In this shining debut, identity and community converge in poems for a modern generation. Beginning with the open prairie skies of her youth, Sarah Ens maps an emergence into millennial womanhood, questioning feminine expectations and examining heartache and disembodiment during an age of personal and planetary upheaval. The World Is Mostly Sky looks backwards and inwards to find respite in stars, warm earth, and deep waters while rejoicing in the sacred bonds of sisterhood that offer the courage to meet our uncertain horizon.
In The World is Mostly Sky, Sarah Ens bewitches us with broken robin eggs and belly button rings, silos and steeples, stones and stars. This stunning debut bursts with transfixing hosannas for an eerie coming of age--and with "purple-tongued" benedictions that sing the "in/breaking divine". Ens' poems have a contagious and fierce intensity, akin to an intimate conversation between the closest of friends. Her poems haunt. They ricochet. They pierce and shine.
When Sarah Ens calls--no, screams--into the silo of selfhood, unexpected hollows sound--organ pipes, beer bottle throats, amethyst supplements, plastic tongues, taxidermied bear heads, self-extracted teeth. I can't shake the image of a girl's echo returning to her as her own older voice.

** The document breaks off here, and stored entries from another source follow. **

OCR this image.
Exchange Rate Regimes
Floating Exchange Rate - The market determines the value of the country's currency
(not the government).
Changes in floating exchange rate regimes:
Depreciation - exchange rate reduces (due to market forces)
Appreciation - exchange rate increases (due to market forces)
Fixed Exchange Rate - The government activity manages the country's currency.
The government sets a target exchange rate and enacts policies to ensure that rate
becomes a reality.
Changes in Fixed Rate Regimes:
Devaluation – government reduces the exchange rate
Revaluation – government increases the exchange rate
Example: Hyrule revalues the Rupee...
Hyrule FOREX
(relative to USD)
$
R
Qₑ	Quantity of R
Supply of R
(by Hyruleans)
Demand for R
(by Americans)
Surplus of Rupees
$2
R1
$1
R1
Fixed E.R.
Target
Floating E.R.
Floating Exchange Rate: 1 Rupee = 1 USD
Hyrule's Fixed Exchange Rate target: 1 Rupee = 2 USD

Ens' vibrating debut gnaws inside the dark vat of a prairie girl's becoming. These poems are thorough, intimate, fiercely sensual processes, "tiny gnathic movements / digesting disaster". In The World Is Mostly Sky, Ens takes the world by mouth, turning submerged matters into spit-back, unroofed, fully-lit desires. Throw away the old Hitchcock femme fatale script. Ens' debut is "one true scream".
These sharp, smart poems are embodied in the truest sense: of and faithful to the body. Whether she's writing of girl- or womanhood, of the prairies or the city, Ens' vivid, forceful language fully engages and challenges her readers.